Compare this with Australia and New Zealand or New York, which locked down and then perversely sent nursing home residents with COVID-19 back to their nursing homes to infect the other elderly residents. Australia and New Zealand literally locked down for 2½ years. Once these countries reopened, however, the number of cases exploded. Now New Zealand has more cases per capita than the United States.

Interventions are highly effective in specific circumstances

Underlying these lockdowns was the implicit promise was that we could get rid of the disease. This was false; Fauci acknowledged from early 2020 on that "the cat was out of the bag" and that lockdowns were never going to eradicate the disease.

We've found out that vaccines are effective in protecting people from getting really sick and dying. However, we now know that vaccines have not been able to prevent the spread of the disease and were oversold. Pfizer's CEO noted that the trials did not show the vaccines prevented transmission, only that they decreased symptomatic disease.

Also, we have learned that the vaccines' efficacy wears off after a few months. That is why people who are elderly or have underlying conditions should strongly consider getting boosters again for this winter. Children and younger people, however, are not going to benefit much from boosters, Many countries have chosen other policies.

John Tierney wrote in Healthcare, Politics and Law for October 2022 that "The European Union has not yet approved COVI vaccines for children under 5. Except for Austria, European countries have not followed the U.S. in recommending a booster shot for healthy children under 12, and most don’t recommend it for healthy adolescents, either. Some countries have decided to stop even offering vaccines or boosters to young people outside the high-risk groups."

We have learned that if you want real protection you have to wear tightly fitting N95 masks like those worn by hospital personnel.
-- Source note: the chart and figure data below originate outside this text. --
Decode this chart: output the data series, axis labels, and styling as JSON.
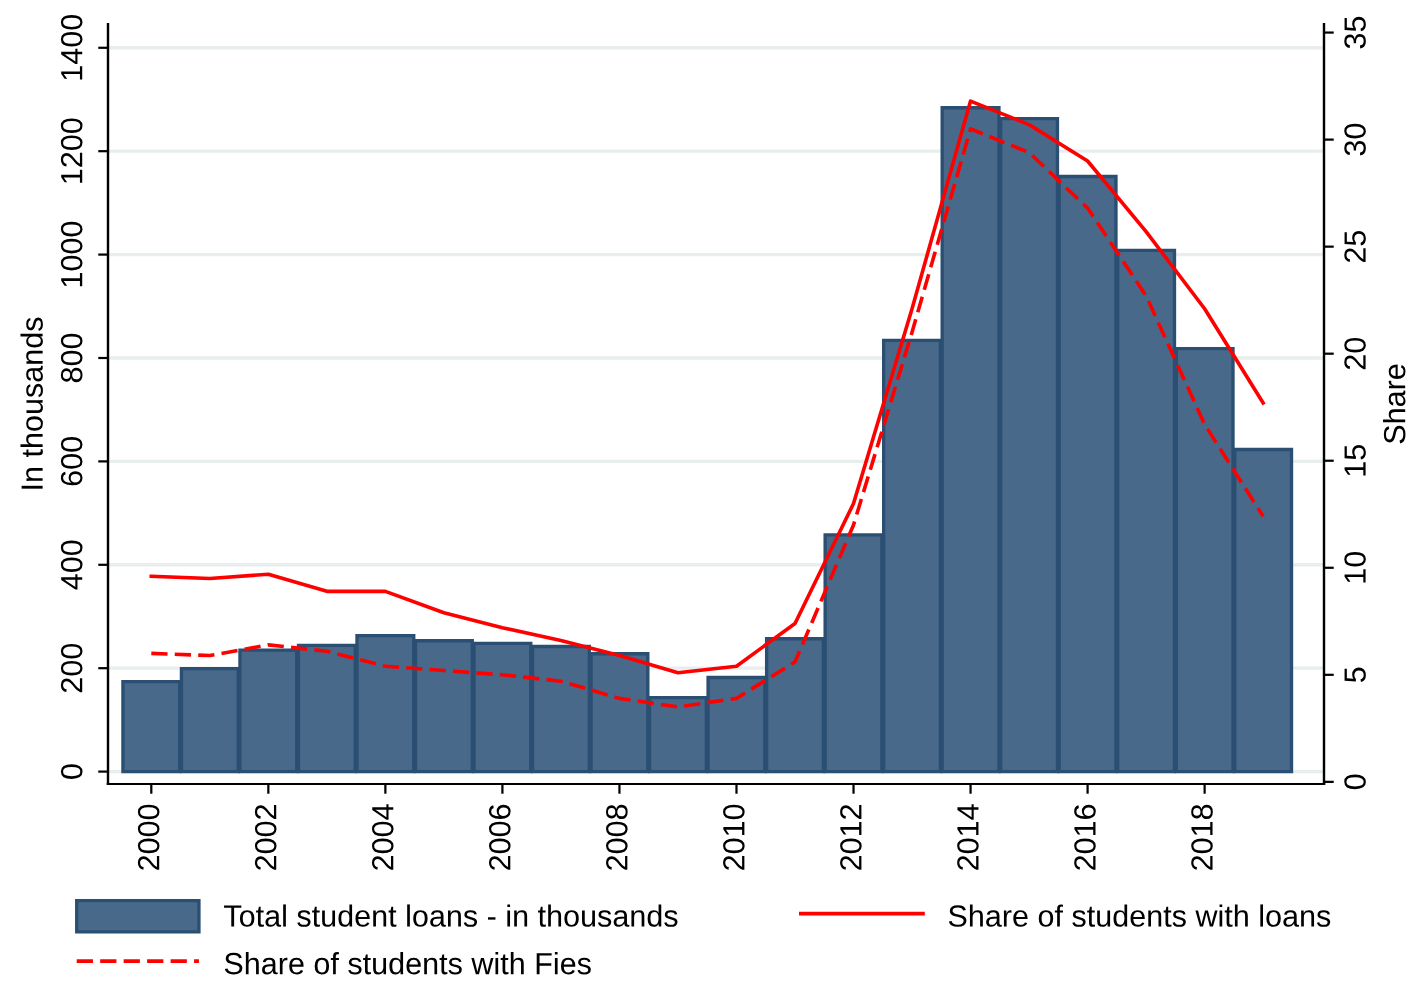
{
  "chart_data": {
    "type": "bar",
    "xlabel": null,
    "ylabel": "In thousands",
    "y2label": "Share",
    "x": [
      2000,
      2001,
      2002,
      2003,
      2004,
      2005,
      2006,
      2007,
      2008,
      2009,
      2010,
      2011,
      2012,
      2013,
      2014,
      2015,
      2016,
      2017,
      2018,
      2019
    ],
    "series": [
      {
        "name": "Total student loans - in thousands",
        "color": "#48698a",
        "values": [
          174,
          199,
          235,
          244,
          263,
          253,
          248,
          242,
          228,
          143,
          182,
          257,
          458,
          834,
          1284,
          1263,
          1151,
          1008,
          818,
          623
        ]
      },
      {
        "name": "Share of students with Fies",
        "type": "line",
        "axis": "y2",
        "line_style": "dashed",
        "color": "#ff0000",
        "values": [
          6.0,
          5.9,
          6.4,
          6.1,
          5.4,
          5.2,
          5.0,
          4.7,
          3.9,
          3.5,
          3.9,
          5.6,
          12.0,
          21.0,
          30.5,
          29.4,
          26.8,
          22.7,
          16.7,
          12.4
        ]
      },
      {
        "name": "Share of students with loans",
        "type": "line",
        "axis": "y2",
        "line_style": "solid",
        "color": "#ff0000",
        "values": [
          9.6,
          9.5,
          9.7,
          8.9,
          8.9,
          7.9,
          7.2,
          6.6,
          5.9,
          5.1,
          5.4,
          7.4,
          13.0,
          22.1,
          31.8,
          30.7,
          29.0,
          25.7,
          22.1,
          17.7
        ]
      }
    ],
    "xlim": [
      1999.26,
      2020.04
    ],
    "xticks": [
      2000,
      2002,
      2004,
      2006,
      2008,
      2010,
      2012,
      2014,
      2016,
      2018
    ],
    "ylim": [
      -24,
      1446
    ],
    "yticks": [
      0,
      200,
      400,
      600,
      800,
      1000,
      1200,
      1400
    ],
    "y2lim": [
      -0.1,
      35.4
    ],
    "y2ticks": [
      0,
      5,
      10,
      15,
      20,
      25,
      30,
      35
    ],
    "grid": "y",
    "legend": "bottom"
  }
}
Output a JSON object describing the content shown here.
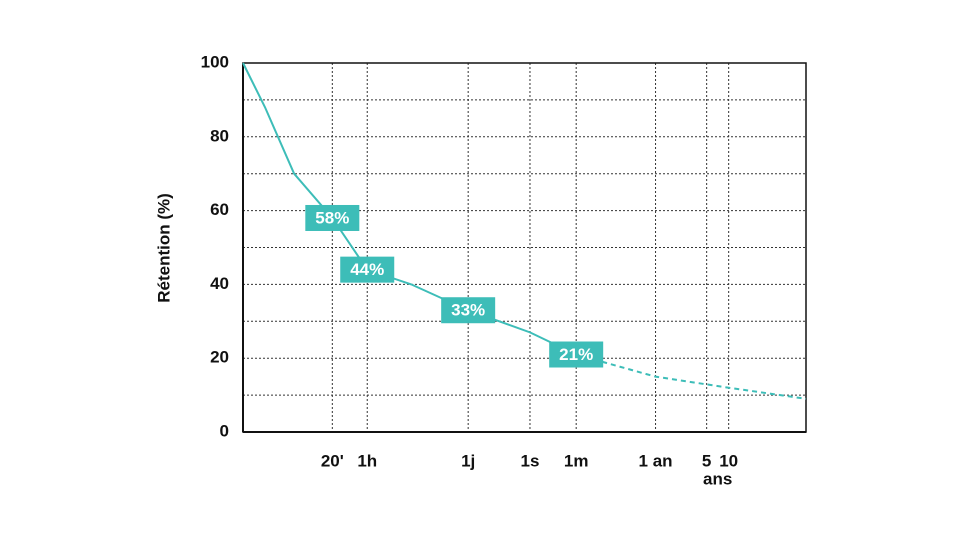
{
  "chart_data": {
    "type": "line",
    "ylabel": "Rétention (%)",
    "xscale": "log",
    "xlim": [
      0.02,
      1000000
    ],
    "xticks": [
      {
        "value": 0.333,
        "label": "20'"
      },
      {
        "value": 1,
        "label": "1h"
      },
      {
        "value": 24,
        "label": "1j"
      },
      {
        "value": 168,
        "label": "1s"
      },
      {
        "value": 720,
        "label": "1m"
      },
      {
        "value": 8760,
        "label": "1 an"
      },
      {
        "value": 43800,
        "label": "5"
      },
      {
        "value": 87600,
        "label": "10"
      }
    ],
    "x_note": "ans",
    "ylim": [
      0,
      100
    ],
    "yticks": [
      0,
      20,
      40,
      60,
      80,
      100
    ],
    "yminorticks": [
      10,
      30,
      50,
      70,
      90
    ],
    "grid": true,
    "series": [
      {
        "color": "#3dbdb8",
        "style": "solid",
        "x": [
          0.02,
          0.04,
          0.1,
          0.333,
          1,
          4,
          24,
          168,
          720
        ],
        "values": [
          100,
          88,
          70,
          58,
          44,
          40,
          33,
          27,
          21
        ]
      },
      {
        "color": "#3dbdb8",
        "style": "dashed",
        "x": [
          720,
          8760,
          87600,
          1000000
        ],
        "values": [
          21,
          15,
          12,
          9
        ]
      }
    ],
    "markers": {
      "color": "#3dbdb8",
      "x": [
        0.333,
        1,
        24,
        720
      ],
      "values": [
        58,
        44,
        33,
        21
      ],
      "value_labels": [
        "58%",
        "44%",
        "33%",
        "21%"
      ]
    }
  }
}
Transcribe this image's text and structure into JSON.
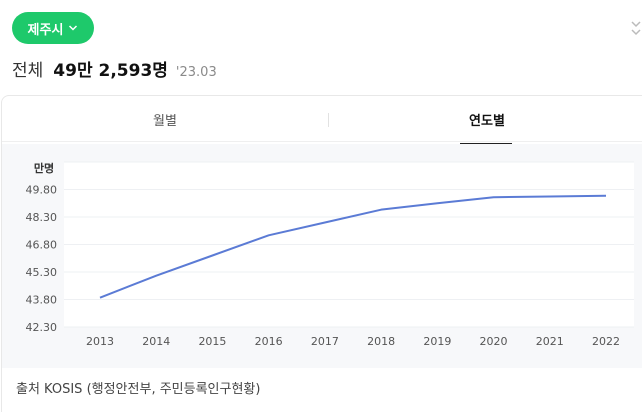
{
  "header": {
    "region_label": "제주시",
    "total_label": "전체",
    "total_value": "49만 2,593명",
    "total_date": "'23.03"
  },
  "tabs": [
    {
      "label": "월별",
      "active": false
    },
    {
      "label": "연도별",
      "active": true
    }
  ],
  "chart_data": {
    "type": "line",
    "ylabel": "만명",
    "x": [
      "2013",
      "2014",
      "2015",
      "2016",
      "2017",
      "2018",
      "2019",
      "2020",
      "2021",
      "2022"
    ],
    "yticks": [
      "42.30",
      "43.80",
      "45.30",
      "46.80",
      "48.30",
      "49.80"
    ],
    "ylim": [
      42.3,
      51.3
    ],
    "series": [
      {
        "values": [
          43.9,
          45.1,
          46.2,
          47.3,
          48.0,
          48.7,
          49.05,
          49.38,
          49.42,
          49.46
        ]
      }
    ],
    "line_color": "#5b7bd5",
    "grid": true
  },
  "footer": {
    "source": "출처 KOSIS (행정안전부, 주민등록인구현황)"
  },
  "colors": {
    "accent": "#1ec96b"
  }
}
But people who are not trained to wear them properly, those who use inadequate masks like cloth ones, or surgical masks with gaps, dirty reused masks, or even N95 masks with gaps are not going to be protected. For whatever reason, Fauci initially said that masks weren’t necessary for the general population. He was right.
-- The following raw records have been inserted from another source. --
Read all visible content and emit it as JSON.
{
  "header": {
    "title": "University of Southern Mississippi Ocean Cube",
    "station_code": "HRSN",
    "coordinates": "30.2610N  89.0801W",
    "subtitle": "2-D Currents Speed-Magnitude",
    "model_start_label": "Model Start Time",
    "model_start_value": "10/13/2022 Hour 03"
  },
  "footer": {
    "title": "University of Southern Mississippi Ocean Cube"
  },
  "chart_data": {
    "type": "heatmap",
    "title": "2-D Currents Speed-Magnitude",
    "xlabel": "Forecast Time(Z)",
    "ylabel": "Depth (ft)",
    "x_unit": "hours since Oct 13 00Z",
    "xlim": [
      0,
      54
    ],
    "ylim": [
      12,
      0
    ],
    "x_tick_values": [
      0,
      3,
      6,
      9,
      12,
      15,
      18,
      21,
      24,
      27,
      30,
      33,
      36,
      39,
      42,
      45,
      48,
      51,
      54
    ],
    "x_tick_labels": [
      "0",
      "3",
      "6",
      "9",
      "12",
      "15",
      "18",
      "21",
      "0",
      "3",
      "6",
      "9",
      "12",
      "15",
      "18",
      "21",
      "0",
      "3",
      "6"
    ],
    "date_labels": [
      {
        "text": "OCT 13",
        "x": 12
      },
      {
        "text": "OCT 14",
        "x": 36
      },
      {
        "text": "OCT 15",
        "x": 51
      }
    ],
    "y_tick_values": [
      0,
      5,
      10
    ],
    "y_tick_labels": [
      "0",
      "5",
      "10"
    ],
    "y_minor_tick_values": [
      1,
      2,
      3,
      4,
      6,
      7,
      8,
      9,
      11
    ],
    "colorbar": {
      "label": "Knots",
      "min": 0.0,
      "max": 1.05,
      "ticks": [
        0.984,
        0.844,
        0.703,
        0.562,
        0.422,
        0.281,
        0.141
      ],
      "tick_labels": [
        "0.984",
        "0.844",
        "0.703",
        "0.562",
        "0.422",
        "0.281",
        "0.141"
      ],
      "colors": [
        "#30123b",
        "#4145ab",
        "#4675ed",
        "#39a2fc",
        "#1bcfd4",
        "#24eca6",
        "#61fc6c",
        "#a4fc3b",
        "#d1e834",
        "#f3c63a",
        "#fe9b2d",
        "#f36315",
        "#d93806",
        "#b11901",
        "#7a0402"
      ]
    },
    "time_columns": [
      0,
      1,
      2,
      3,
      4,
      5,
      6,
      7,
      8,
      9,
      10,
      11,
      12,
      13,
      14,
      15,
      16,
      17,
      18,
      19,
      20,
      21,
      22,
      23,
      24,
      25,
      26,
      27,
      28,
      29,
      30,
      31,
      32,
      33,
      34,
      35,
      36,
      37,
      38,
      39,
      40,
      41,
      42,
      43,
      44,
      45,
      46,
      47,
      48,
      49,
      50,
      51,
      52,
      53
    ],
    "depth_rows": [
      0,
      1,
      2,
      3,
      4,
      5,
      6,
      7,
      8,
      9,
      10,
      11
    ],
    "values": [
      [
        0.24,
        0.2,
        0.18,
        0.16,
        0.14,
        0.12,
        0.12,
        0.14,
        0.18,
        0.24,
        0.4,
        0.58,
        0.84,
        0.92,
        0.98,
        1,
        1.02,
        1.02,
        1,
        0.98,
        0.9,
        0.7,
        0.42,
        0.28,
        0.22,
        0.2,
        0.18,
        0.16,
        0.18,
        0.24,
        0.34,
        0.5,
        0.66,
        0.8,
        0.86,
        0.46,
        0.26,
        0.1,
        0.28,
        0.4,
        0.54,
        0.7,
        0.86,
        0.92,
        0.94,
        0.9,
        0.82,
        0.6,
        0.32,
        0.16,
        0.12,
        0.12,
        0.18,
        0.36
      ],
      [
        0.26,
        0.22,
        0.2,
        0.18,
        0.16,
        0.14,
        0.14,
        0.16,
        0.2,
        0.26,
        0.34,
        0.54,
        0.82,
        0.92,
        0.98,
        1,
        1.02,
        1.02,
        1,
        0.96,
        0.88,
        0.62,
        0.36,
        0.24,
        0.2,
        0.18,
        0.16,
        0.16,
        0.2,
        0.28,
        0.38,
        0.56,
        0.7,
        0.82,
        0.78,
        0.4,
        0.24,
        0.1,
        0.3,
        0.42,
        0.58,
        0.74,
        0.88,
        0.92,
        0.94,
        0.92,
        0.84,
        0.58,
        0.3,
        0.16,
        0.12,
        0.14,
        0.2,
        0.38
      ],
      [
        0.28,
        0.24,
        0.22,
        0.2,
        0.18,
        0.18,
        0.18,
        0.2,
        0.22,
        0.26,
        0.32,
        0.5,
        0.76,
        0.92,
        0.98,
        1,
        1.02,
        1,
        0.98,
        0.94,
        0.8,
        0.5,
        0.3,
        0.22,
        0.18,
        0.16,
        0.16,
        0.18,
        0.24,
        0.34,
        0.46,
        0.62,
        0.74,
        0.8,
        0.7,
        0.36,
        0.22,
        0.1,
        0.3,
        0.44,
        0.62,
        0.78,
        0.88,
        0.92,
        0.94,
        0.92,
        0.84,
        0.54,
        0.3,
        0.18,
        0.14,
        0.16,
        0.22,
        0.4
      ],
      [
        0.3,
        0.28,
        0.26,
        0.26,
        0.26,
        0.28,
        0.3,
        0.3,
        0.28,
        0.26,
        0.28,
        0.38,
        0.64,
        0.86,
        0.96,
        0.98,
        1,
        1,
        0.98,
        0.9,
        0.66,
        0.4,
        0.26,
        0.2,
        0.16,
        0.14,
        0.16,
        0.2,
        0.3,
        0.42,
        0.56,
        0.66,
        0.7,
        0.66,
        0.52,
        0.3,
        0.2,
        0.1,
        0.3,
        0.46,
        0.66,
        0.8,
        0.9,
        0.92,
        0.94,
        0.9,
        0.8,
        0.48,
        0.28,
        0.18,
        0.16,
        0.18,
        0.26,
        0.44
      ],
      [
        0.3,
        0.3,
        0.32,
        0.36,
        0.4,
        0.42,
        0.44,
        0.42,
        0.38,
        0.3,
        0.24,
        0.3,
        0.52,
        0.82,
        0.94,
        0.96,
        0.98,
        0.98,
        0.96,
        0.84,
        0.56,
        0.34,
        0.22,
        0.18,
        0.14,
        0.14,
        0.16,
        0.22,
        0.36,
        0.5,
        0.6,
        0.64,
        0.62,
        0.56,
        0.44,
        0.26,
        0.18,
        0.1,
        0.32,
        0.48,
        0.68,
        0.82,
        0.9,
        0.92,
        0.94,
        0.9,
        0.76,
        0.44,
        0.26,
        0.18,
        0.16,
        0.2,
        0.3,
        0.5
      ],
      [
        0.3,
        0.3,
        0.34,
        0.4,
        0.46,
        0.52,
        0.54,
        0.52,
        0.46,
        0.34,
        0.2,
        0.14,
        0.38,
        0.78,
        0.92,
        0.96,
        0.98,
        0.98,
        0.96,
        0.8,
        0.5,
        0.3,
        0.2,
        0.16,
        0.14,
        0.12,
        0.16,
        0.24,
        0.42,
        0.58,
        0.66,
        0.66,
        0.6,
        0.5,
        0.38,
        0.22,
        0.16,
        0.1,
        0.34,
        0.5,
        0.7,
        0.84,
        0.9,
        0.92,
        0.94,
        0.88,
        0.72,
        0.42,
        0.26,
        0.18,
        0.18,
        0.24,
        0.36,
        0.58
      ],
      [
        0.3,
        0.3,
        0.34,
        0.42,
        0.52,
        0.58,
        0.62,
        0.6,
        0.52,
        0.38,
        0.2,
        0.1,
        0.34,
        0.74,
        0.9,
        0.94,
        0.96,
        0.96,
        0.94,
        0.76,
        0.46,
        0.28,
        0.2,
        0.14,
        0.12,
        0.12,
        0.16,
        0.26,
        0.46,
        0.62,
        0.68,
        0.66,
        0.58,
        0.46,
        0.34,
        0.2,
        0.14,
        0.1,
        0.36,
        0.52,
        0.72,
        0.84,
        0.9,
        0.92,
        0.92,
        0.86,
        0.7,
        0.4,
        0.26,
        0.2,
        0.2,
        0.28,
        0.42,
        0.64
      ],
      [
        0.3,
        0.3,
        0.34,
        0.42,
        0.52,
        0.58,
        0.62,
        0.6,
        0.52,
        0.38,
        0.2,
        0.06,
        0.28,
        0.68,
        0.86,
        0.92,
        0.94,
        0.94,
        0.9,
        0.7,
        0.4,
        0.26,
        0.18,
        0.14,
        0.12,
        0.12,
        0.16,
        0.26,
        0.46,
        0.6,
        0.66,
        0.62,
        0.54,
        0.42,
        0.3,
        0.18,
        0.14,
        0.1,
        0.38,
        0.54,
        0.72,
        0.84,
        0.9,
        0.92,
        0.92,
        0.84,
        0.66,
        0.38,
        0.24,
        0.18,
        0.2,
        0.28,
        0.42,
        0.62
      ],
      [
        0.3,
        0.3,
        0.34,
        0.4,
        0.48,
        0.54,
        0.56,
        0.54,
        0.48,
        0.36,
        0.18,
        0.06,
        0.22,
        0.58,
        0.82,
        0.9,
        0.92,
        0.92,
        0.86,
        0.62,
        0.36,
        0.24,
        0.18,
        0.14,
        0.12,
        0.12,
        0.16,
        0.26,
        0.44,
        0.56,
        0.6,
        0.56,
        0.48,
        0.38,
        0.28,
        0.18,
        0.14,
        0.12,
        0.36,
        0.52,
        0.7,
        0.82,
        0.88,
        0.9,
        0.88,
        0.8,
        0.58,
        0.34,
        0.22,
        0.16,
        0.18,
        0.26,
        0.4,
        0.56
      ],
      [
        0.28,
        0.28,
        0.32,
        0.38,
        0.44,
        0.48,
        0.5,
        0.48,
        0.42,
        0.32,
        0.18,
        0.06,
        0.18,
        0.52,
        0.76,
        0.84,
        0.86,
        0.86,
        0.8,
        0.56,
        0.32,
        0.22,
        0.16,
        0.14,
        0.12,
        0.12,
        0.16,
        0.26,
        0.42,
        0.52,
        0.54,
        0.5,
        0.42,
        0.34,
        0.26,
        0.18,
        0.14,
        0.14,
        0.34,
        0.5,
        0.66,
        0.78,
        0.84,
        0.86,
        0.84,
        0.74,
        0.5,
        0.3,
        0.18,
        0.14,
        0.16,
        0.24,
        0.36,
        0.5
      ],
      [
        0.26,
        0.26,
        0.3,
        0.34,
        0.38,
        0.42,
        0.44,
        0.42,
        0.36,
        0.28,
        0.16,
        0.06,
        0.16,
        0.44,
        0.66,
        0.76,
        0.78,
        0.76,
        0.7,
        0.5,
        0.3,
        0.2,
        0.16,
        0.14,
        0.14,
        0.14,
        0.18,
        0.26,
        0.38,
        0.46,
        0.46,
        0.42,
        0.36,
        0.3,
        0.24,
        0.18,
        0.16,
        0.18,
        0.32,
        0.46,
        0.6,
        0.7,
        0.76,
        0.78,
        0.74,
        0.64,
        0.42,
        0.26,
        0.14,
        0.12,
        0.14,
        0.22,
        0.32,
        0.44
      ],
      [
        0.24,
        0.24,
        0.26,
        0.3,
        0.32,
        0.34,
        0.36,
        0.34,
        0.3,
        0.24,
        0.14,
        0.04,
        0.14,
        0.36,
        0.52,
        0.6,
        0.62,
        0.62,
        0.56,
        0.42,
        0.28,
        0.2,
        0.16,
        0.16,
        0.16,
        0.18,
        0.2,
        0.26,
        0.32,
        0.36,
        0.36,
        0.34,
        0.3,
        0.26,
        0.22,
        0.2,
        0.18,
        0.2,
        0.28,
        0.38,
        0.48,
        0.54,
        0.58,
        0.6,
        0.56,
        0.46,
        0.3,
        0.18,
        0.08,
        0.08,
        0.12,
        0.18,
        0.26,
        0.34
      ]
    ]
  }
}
A dozen studies before COVID showed face masks did not protect from past flu virus epidemics in general populations.This doesn’t mean that N95 masks properly worn and so tightly fitting that they don’t let air in around the edges aren’t effective for health personnel trained in their use. It does mean that the general population won’t tolerate those types of masks. They are hot and restrict airflow. In fact, the use of ineffective masks may have given those with risk factors a false sense of security.

Lost trust in public health requires intense reflection

The biggest mistake our health authorities made was to politicize “science.” This has harmed trust in public health leaders. Science works best when there is an open discussion of ideas. Our leaders actively worked to suppress scientific dissent, which silences scientists who are afraid to risk their careers. We had a public health bureaucracy that told social media what was allowed to be discussed and what wasn’t. Public health officials have a narrow range of expertise, but they are not good at thinking about social trade-offs.
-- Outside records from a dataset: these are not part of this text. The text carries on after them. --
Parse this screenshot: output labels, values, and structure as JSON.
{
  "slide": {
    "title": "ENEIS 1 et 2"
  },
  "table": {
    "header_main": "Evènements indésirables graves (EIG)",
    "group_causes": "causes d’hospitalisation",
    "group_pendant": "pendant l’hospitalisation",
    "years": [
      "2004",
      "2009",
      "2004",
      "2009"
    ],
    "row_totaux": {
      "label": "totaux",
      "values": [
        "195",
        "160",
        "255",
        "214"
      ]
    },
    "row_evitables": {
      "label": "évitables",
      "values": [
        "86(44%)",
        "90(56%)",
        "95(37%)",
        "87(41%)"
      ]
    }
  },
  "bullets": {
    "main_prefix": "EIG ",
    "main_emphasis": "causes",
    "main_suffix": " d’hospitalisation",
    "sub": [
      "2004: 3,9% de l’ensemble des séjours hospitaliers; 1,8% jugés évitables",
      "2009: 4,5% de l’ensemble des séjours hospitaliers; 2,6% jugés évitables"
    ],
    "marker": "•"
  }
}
Our political leaders are supposed to consider broadly what a policy will do, which is why I sent Fauci my email. A little humility from our public health officials would have been helpful. When public health officials were asked what they knew and they didn’t really have good evidence, they should have just admitted that the data wasn’t in.

The unintended costs of lockdown policies are only now becoming more obvious. We will learn of broader health harms they caused, such as the United Nations estimate in March 2021 that nearly 230,000 Asian children died of starvation as a consequence of the economic dislocation caused by lockdowns.

It is time for a national M&M conference on the successes and failures made in dealing with the COVID-19 crisis where voices of dissent aren’t intimidated or shut down and people aren’t afraid to suggest alternatives based on better information.

Dr. Greg Ganske is a retired surgeon and was a member of Congress from Iowa from 1995 to 2002.